Sunday, 26 July 2015

Mum Guilt


Well. a few times I have apologized to STS for being too strict on some things and not strict enough on others. Of course, he contradicted me and told me my child-raising techniques were OK.

So, why do mums fall into "Mum Guilt"? I thought of this today, as STS recently assured me that he was glad I found a certain balance, but I am still not too happy with myself as a mum.

"Mum Guilt" arises from several areas of the soul. I have a little bullet list of reasons why mums feel guilty. However, I also answer with the truth.

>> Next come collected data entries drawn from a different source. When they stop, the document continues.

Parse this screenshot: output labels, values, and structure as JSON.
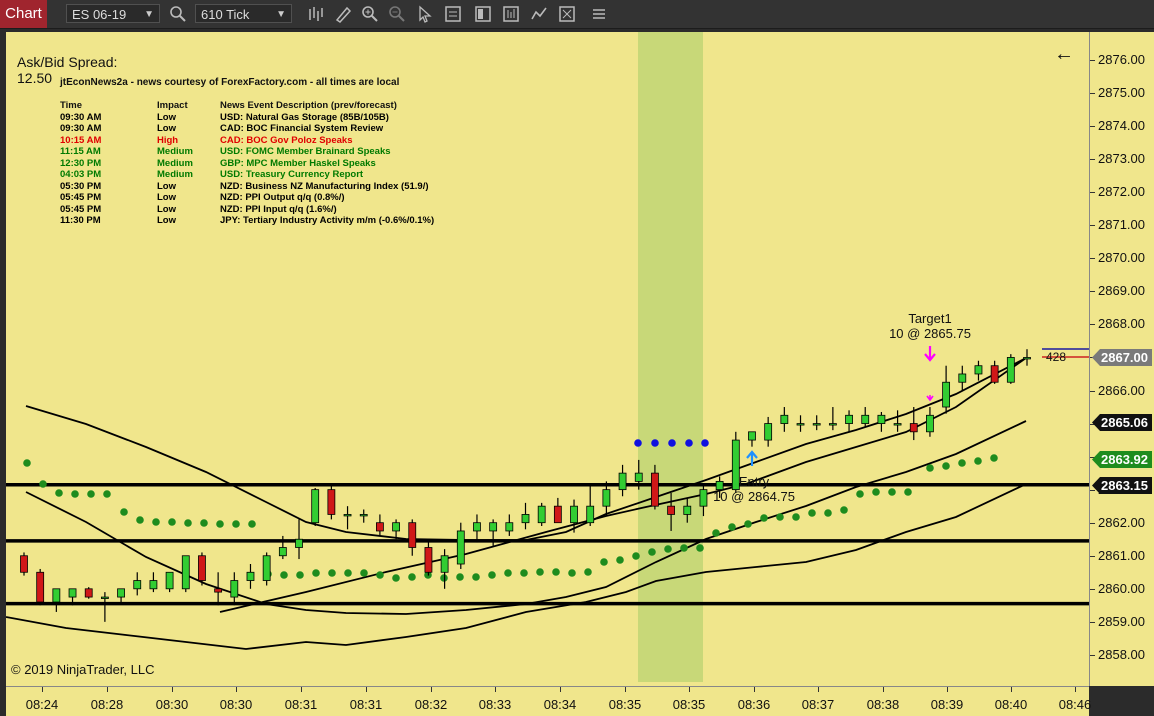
{
  "toolbar": {
    "tab_label": "Chart",
    "instrument": "ES 06-19",
    "interval": "610 Tick"
  },
  "spread": {
    "label": "Ask/Bid Spread:",
    "value": "12.50"
  },
  "news": {
    "title": "jtEconNews2a - news courtesy of ForexFactory.com - all times are local",
    "headers": [
      "Time",
      "Impact",
      "News Event Description (prev/forecast)"
    ],
    "rows": [
      {
        "time": "09:30 AM",
        "impact": "Low",
        "desc": "USD: Natural Gas Storage (85B/105B)",
        "color": "#000000"
      },
      {
        "time": "09:30 AM",
        "impact": "Low",
        "desc": "CAD: BOC Financial System Review",
        "color": "#000000"
      },
      {
        "time": "10:15 AM",
        "impact": "High",
        "desc": "CAD: BOC Gov Poloz Speaks",
        "color": "#e00000"
      },
      {
        "time": "11:15 AM",
        "impact": "Medium",
        "desc": "USD: FOMC Member Brainard Speaks",
        "color": "#007a00"
      },
      {
        "time": "12:30 PM",
        "impact": "Medium",
        "desc": "GBP: MPC Member Haskel Speaks",
        "color": "#007a00"
      },
      {
        "time": "04:03 PM",
        "impact": "Medium",
        "desc": "USD: Treasury Currency Report",
        "color": "#007a00"
      },
      {
        "time": "05:30 PM",
        "impact": "Low",
        "desc": "NZD: Business NZ Manufacturing Index (51.9/)",
        "color": "#000000"
      },
      {
        "time": "05:45 PM",
        "impact": "Low",
        "desc": "NZD: PPI Output q/q (0.8%/)",
        "color": "#000000"
      },
      {
        "time": "05:45 PM",
        "impact": "Low",
        "desc": "NZD: PPI Input q/q (1.6%/)",
        "color": "#000000"
      },
      {
        "time": "11:30 PM",
        "impact": "Low",
        "desc": "JPY: Tertiary Industry Activity m/m (-0.6%/0.1%)",
        "color": "#000000"
      }
    ]
  },
  "copyright": "© 2019 NinjaTrader, LLC",
  "annotations": {
    "target_label": "Target1",
    "target_detail": "10 @ 2865.75",
    "entry_label": "Entry",
    "entry_detail": "10 @ 2864.75",
    "position_qty": "428"
  },
  "price_axis": {
    "labels": [
      "2876.00",
      "2875.00",
      "2874.00",
      "2873.00",
      "2872.00",
      "2871.00",
      "2870.00",
      "2869.00",
      "2868.00",
      "2867.00",
      "2866.00",
      "2865.00",
      "2864.00",
      "2863.00",
      "2862.00",
      "2861.00",
      "2860.00",
      "2859.00",
      "2858.00"
    ],
    "boxes": [
      {
        "value": "2867.00",
        "bg": "#7a7a7a",
        "fg": "#ffffff"
      },
      {
        "value": "2865.06",
        "bg": "#111111",
        "fg": "#ffffff"
      },
      {
        "value": "2863.92",
        "bg": "#1e8c1e",
        "fg": "#ffffff"
      },
      {
        "value": "2863.15",
        "bg": "#111111",
        "fg": "#ffffff"
      }
    ]
  },
  "time_axis": {
    "labels": [
      "08:24",
      "08:28",
      "08:30",
      "08:30",
      "08:31",
      "08:31",
      "08:32",
      "08:33",
      "08:34",
      "08:35",
      "08:35",
      "08:36",
      "08:37",
      "08:38",
      "08:39",
      "08:40",
      "08:46"
    ]
  },
  "colors": {
    "background": "#f0e68c",
    "bull_candle": "#32cd32",
    "bear_candle": "#d01818",
    "dots": "#1e8c1e",
    "blue_dots": "#1010e0",
    "highlight": "#c8d878",
    "tab": "#a0252e"
  },
  "chart_data": {
    "type": "candlestick",
    "instrument": "ES 06-19",
    "interval": "610 Tick",
    "horizontal_lines": [
      2863.15,
      2861.45,
      2859.55
    ],
    "candles": [
      {
        "o": 2861.0,
        "h": 2861.1,
        "l": 2860.4,
        "c": 2860.5
      },
      {
        "o": 2860.5,
        "h": 2860.6,
        "l": 2859.5,
        "c": 2859.6
      },
      {
        "o": 2859.6,
        "h": 2860.0,
        "l": 2859.3,
        "c": 2860.0
      },
      {
        "o": 2859.75,
        "h": 2860.0,
        "l": 2859.5,
        "c": 2860.0
      },
      {
        "o": 2860.0,
        "h": 2860.05,
        "l": 2859.7,
        "c": 2859.75
      },
      {
        "o": 2859.75,
        "h": 2859.9,
        "l": 2859.0,
        "c": 2859.75
      },
      {
        "o": 2859.75,
        "h": 2860.0,
        "l": 2859.6,
        "c": 2860.0
      },
      {
        "o": 2860.0,
        "h": 2860.5,
        "l": 2859.8,
        "c": 2860.25
      },
      {
        "o": 2860.0,
        "h": 2860.5,
        "l": 2859.9,
        "c": 2860.25
      },
      {
        "o": 2860.0,
        "h": 2860.5,
        "l": 2859.9,
        "c": 2860.5
      },
      {
        "o": 2860.0,
        "h": 2861.0,
        "l": 2859.9,
        "c": 2861.0
      },
      {
        "o": 2861.0,
        "h": 2861.1,
        "l": 2860.1,
        "c": 2860.25
      },
      {
        "o": 2860.0,
        "h": 2860.5,
        "l": 2859.5,
        "c": 2859.9
      },
      {
        "o": 2859.75,
        "h": 2860.5,
        "l": 2859.5,
        "c": 2860.25
      },
      {
        "o": 2860.25,
        "h": 2860.75,
        "l": 2860.0,
        "c": 2860.5
      },
      {
        "o": 2860.25,
        "h": 2861.1,
        "l": 2860.1,
        "c": 2861.0
      },
      {
        "o": 2861.0,
        "h": 2861.6,
        "l": 2860.9,
        "c": 2861.25
      },
      {
        "o": 2861.25,
        "h": 2862.1,
        "l": 2860.9,
        "c": 2861.5
      },
      {
        "o": 2862.0,
        "h": 2863.05,
        "l": 2861.9,
        "c": 2863.0
      },
      {
        "o": 2863.0,
        "h": 2863.1,
        "l": 2862.1,
        "c": 2862.25
      },
      {
        "o": 2862.25,
        "h": 2862.5,
        "l": 2861.8,
        "c": 2862.25
      },
      {
        "o": 2862.25,
        "h": 2862.4,
        "l": 2862.0,
        "c": 2862.25
      },
      {
        "o": 2862.0,
        "h": 2862.25,
        "l": 2861.6,
        "c": 2861.75
      },
      {
        "o": 2861.75,
        "h": 2862.1,
        "l": 2861.5,
        "c": 2862.0
      },
      {
        "o": 2862.0,
        "h": 2862.1,
        "l": 2861.0,
        "c": 2861.25
      },
      {
        "o": 2861.25,
        "h": 2861.5,
        "l": 2860.4,
        "c": 2860.5
      },
      {
        "o": 2860.5,
        "h": 2861.2,
        "l": 2860.0,
        "c": 2861.0
      },
      {
        "o": 2860.75,
        "h": 2862.0,
        "l": 2860.6,
        "c": 2861.75
      },
      {
        "o": 2861.75,
        "h": 2862.25,
        "l": 2861.4,
        "c": 2862.0
      },
      {
        "o": 2861.75,
        "h": 2862.1,
        "l": 2861.3,
        "c": 2862.0
      },
      {
        "o": 2861.75,
        "h": 2862.25,
        "l": 2861.6,
        "c": 2862.0
      },
      {
        "o": 2862.0,
        "h": 2862.6,
        "l": 2861.8,
        "c": 2862.25
      },
      {
        "o": 2862.0,
        "h": 2862.6,
        "l": 2861.9,
        "c": 2862.5
      },
      {
        "o": 2862.5,
        "h": 2862.75,
        "l": 2862.0,
        "c": 2862.0
      },
      {
        "o": 2862.0,
        "h": 2862.7,
        "l": 2861.7,
        "c": 2862.5
      },
      {
        "o": 2862.0,
        "h": 2863.1,
        "l": 2861.9,
        "c": 2862.5
      },
      {
        "o": 2862.5,
        "h": 2863.25,
        "l": 2862.2,
        "c": 2863.0
      },
      {
        "o": 2863.0,
        "h": 2863.75,
        "l": 2862.8,
        "c": 2863.5
      },
      {
        "o": 2863.25,
        "h": 2863.9,
        "l": 2863.0,
        "c": 2863.5
      },
      {
        "o": 2863.5,
        "h": 2863.75,
        "l": 2862.4,
        "c": 2862.5
      },
      {
        "o": 2862.5,
        "h": 2862.9,
        "l": 2861.75,
        "c": 2862.25
      },
      {
        "o": 2862.25,
        "h": 2862.75,
        "l": 2862.0,
        "c": 2862.5
      },
      {
        "o": 2862.5,
        "h": 2863.1,
        "l": 2862.2,
        "c": 2863.0
      },
      {
        "o": 2863.0,
        "h": 2863.4,
        "l": 2862.75,
        "c": 2863.25
      },
      {
        "o": 2863.0,
        "h": 2864.75,
        "l": 2862.9,
        "c": 2864.5
      },
      {
        "o": 2864.5,
        "h": 2864.75,
        "l": 2864.3,
        "c": 2864.75
      },
      {
        "o": 2864.5,
        "h": 2865.2,
        "l": 2864.3,
        "c": 2865.0
      },
      {
        "o": 2865.0,
        "h": 2865.5,
        "l": 2864.75,
        "c": 2865.25
      },
      {
        "o": 2865.0,
        "h": 2865.25,
        "l": 2864.75,
        "c": 2865.0
      },
      {
        "o": 2865.0,
        "h": 2865.25,
        "l": 2864.8,
        "c": 2865.0
      },
      {
        "o": 2865.0,
        "h": 2865.5,
        "l": 2864.8,
        "c": 2865.0
      },
      {
        "o": 2865.0,
        "h": 2865.4,
        "l": 2864.75,
        "c": 2865.25
      },
      {
        "o": 2865.0,
        "h": 2865.5,
        "l": 2864.9,
        "c": 2865.25
      },
      {
        "o": 2865.0,
        "h": 2865.35,
        "l": 2864.75,
        "c": 2865.25
      },
      {
        "o": 2865.0,
        "h": 2865.4,
        "l": 2864.75,
        "c": 2865.0
      },
      {
        "o": 2865.0,
        "h": 2865.5,
        "l": 2864.5,
        "c": 2864.75
      },
      {
        "o": 2864.75,
        "h": 2865.5,
        "l": 2864.6,
        "c": 2865.25
      },
      {
        "o": 2865.5,
        "h": 2866.75,
        "l": 2865.3,
        "c": 2866.25
      },
      {
        "o": 2866.25,
        "h": 2866.75,
        "l": 2866.0,
        "c": 2866.5
      },
      {
        "o": 2866.5,
        "h": 2866.9,
        "l": 2866.3,
        "c": 2866.75
      },
      {
        "o": 2866.75,
        "h": 2866.9,
        "l": 2866.2,
        "c": 2866.25
      },
      {
        "o": 2866.25,
        "h": 2867.1,
        "l": 2866.2,
        "c": 2867.0
      },
      {
        "o": 2867.0,
        "h": 2867.25,
        "l": 2866.75,
        "c": 2867.0
      }
    ]
  }
}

  • Child or children did not turn out as one expected. (Answer: Well, who do you think you are, the BVM? And, were your expectations realistic and fair?)
  • Child or children have faults or a lack of virtue training one missed because of cooking, baking, cleaning, being chauffer, working, being nurse....and so on. (Answer: Hmm, so the child or children are like apples which did not fall far from the tree. Johnny or Janey's faults seem to be like....Mum's. Do you think you are supermum? Are you perfect, yet?)
  • Child or children seem unhappy, or too happy, too serious, or too laid-back. (And, what were you like at 25?)
  • Child or children are not quite as brilliant at .....as one expected. (When was the last time you balanced your chequebook? Hey, think of me, realizing that STS is so much more highly intelligent than I am that I have to have science, philosophy, math, history, architecture, art, gourmet cooking, antiques, linguistic, Japanese, Chinese, Greek, German, Anglo-Saxon, Ancient Norse, computer tech, theology, medicine, history, music, and etc. dictionaries and encyclopedias at hand, or all the tabs open on my computer, just to have a twenty minute conversation. Fun, but challenging.)
  • Child or children are so messy, while I trained him or them to be so neat. (So, you have never heard of kids being totally different than parents? And, who is the pack-rat in the family?)
  • Child or children forget Mother's Day, which means he, she, they don't love me because I was such a horrible mum. (OMGoodness, STS manages to forget TWO Mother's Days-American and English, as he thinks he sent a card to one or the other...so quit complaining. "Oh, sorry Mum, didn't I send one for the English Mother's Day [or American Mother's Day]?)
  • If I had only done this, or lived here, or, or, or...(Waste of time-we cannot change the past. Go forward in grace.)
  • I could have done better. I was too self-absorbed, too selfish...(OK, now we are getting down to the truth....)
Mum Guilt arises from mums either comparing themselves with their perfect mums (especially the 1950s variety), or by rebelling against their mums (usually the 1960s variety) and reading every single mothering book in the English language. Most of us have high expectations of our own selves.

But, Mum Guilt seems to be real. Maybe we mums think back to Eve wishing she really had not eaten the apple, and then offered it to Adam, thus messing up mothering until the end of time. We must want to be perfect NOW and we want perfect kids. Well, maybe...but it is not so bad to realize one's faults in child-rearing. The key virtue for mums must be humility. If we are virtuous, the kids will grow up in virtue. However, remember, everyone has free will.

Then again, as one grows older, one has many regrets, looking back at the past and realizing how immature and selfish one was, and if only.......STOP.

I think Mum Guilt comes from a lack of trust in God. Children belong to Him, not us. We are just given sons and daughters for a time, for our own salvation as well as theirs. If mums trust in Divine Providence, maybe, just maybe, Mum Guilt would disappear. We need to constantly give our children to God and to His Mother, Mary.

God forgives us mums and reminds us that there is only ONE PERFECT MUM, St. Mary, His Mother.

We daughters just have to accept that we need her help daily to be good mums. 

St. Mary, Mother, pray for all of us mums, please.